Es ist ein Polizeiauto gewesen, das am Sonntag einen Wolf auf der A5 bei Walldorf (Rhein-Neckar-Kreis) erfasst und getötet hat. Das bestätigte die Autobahnpolizei Walldorf dem SWR auf Anfrage. Noch liege das Tier gekühlt bei der Autobahnmeisterei und warte darauf, abgeholt zu werden. Denn am Senckenberg-Zentrum für Wildtiergenetik in Frankfurt sollen dann genetische Proben des Tieres analysiert werden.

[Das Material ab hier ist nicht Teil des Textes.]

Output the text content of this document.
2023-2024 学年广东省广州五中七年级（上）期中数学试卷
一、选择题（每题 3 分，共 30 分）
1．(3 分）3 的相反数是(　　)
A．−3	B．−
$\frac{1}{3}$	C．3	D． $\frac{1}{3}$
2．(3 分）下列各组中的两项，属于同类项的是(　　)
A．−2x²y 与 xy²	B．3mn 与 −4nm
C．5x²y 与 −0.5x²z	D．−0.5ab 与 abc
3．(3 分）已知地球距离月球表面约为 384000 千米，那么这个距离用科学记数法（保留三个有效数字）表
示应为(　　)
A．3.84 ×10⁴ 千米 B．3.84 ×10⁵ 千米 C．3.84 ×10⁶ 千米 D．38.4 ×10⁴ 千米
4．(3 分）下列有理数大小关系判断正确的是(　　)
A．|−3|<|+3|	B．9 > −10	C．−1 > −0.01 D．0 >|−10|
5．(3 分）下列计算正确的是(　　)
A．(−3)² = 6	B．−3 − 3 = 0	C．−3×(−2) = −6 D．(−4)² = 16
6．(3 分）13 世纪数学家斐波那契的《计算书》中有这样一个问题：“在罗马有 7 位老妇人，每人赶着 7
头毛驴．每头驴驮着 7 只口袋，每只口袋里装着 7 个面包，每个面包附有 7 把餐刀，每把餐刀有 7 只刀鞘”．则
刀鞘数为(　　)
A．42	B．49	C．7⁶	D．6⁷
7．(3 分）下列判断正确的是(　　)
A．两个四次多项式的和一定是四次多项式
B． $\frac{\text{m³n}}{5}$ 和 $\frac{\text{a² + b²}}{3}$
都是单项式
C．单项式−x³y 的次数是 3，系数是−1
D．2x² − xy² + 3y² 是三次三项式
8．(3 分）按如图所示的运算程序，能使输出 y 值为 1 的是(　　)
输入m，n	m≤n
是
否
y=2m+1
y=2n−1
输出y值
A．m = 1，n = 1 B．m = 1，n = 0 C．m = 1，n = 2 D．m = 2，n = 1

Tier stammt vermutlich nicht aus der Rhein-Neckar-Region
Es war offenbar ein Tier auf der Durchreise und nicht in der Region sesshaft. In ganz Baden-Württemberg gibt es nur vier Wölfe, die dort dauerhaft leben - der tote Wolf war wohl keiner von ihnen.
Am Sonntag hatte das baden-württembergische Umweltministerium in einer Mitteilung mitgeteilt, dass das tote Tier der Forstlichen Versuchs- und Forschungsanstalt Baden-Württemberg (FVA) gemeldet worden war. Demnach stellte auch die Polizei den Tierkörper sicher. Weiter hieß es in der Mitteilung: "Auf Grund der vorliegenden Informationen kann die FVA bereits einen Wolf bestätigen."

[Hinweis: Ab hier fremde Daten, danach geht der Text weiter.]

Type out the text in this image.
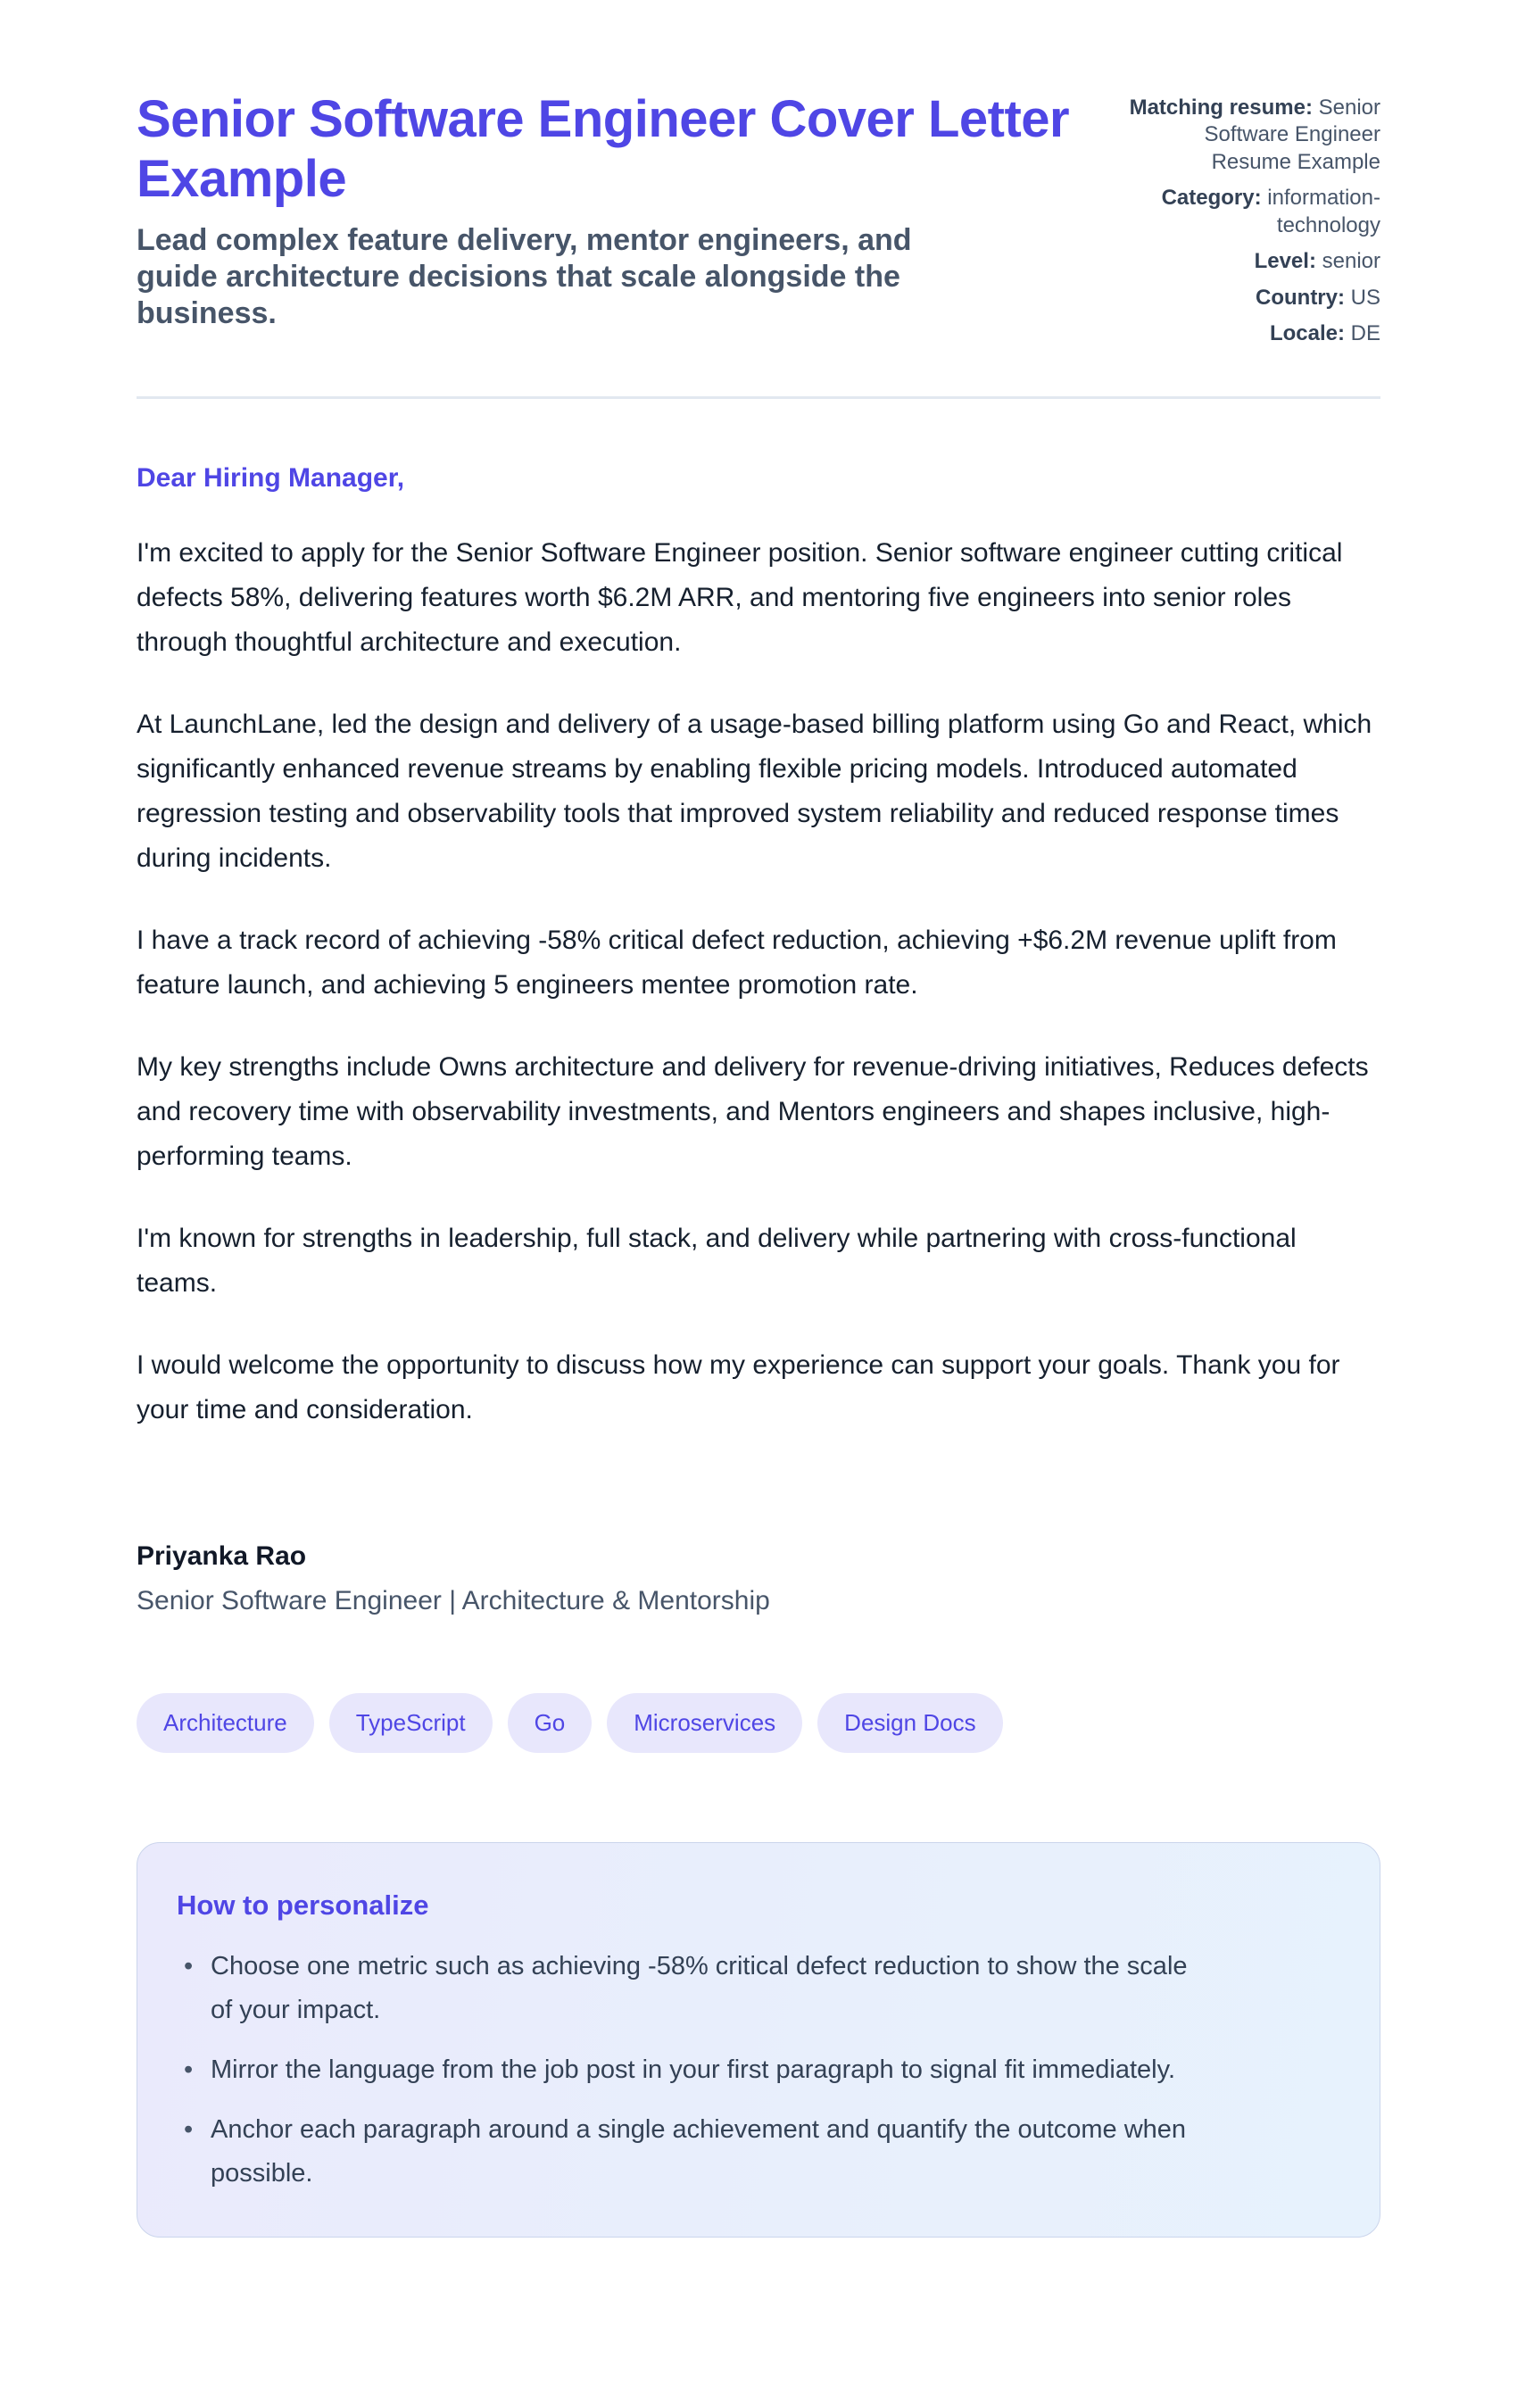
Senior Software Engineer Cover Letter Example
Lead complex feature delivery, mentor engineers, and guide architecture decisions that scale alongside the business.
Matching resume: Senior Software Engineer Resume Example
Category: information-technology
Level: senior
Country: US
Locale: DE

Dear Hiring Manager,

I'm excited to apply for the Senior Software Engineer position. Senior software engineer cutting critical defects 58%, delivering features worth $6.2M ARR, and mentoring five engineers into senior roles through thoughtful architecture and execution.

At LaunchLane, led the design and delivery of a usage-based billing platform using Go and React, which significantly enhanced revenue streams by enabling flexible pricing models. Introduced automated regression testing and observability tools that improved system reliability and reduced response times during incidents.

I have a track record of achieving -58% critical defect reduction, achieving +$6.2M revenue uplift from feature launch, and achieving 5 engineers mentee promotion rate.

My key strengths include Owns architecture and delivery for revenue-driving initiatives, Reduces defects and recovery time with observability investments, and Mentors engineers and shapes inclusive, high-performing teams.

I'm known for strengths in leadership, full stack, and delivery while partnering with cross-functional teams.

I would welcome the opportunity to discuss how my experience can support your goals. Thank you for your time and consideration.

Priyanka Rao

Senior Software Engineer | Architecture & Mentorship

Architecture	TypeScript	Go	Microservices	Design Docs
How to personalize
• Choose one metric such as achieving -58% critical defect reduction to show the scale of your impact.
• Mirror the language from the job post in your first paragraph to signal fit immediately.
• Anchor each paragraph around a single achievement and quantify the outcome when possible.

Wolfssichtungen in der Rhein-Neckar-Region
Im benachbarten Neckar-Odenwald-Kreis gab es bereits im vergangenen Jahr Wolfssichtungen. Das baden-württembergische Umweltministerium führt auf seiner Internetseite eine Liste über Wölfe im Land. Demnach liegt der letzte gesicherte Nachweis im Rhein-Neckar-Kreis fast fünf Jahre zurück. Nicht gelistet werden etwa Tiere, die zuvor aus einem Zoo ausgebrochen sind.
In den vergangenen rund zehn Jahren sind laut Umweltministerium fast 30 Wölfe in Baden-Württemberg nachgewiesen worden. Meistens halten sich die Tiere nur vorübergehend auf, sind auf "Durchreise" oder sterben bei Verkehrsunfällen. Sesshafte Rudel gibt es derzeit im Land nicht.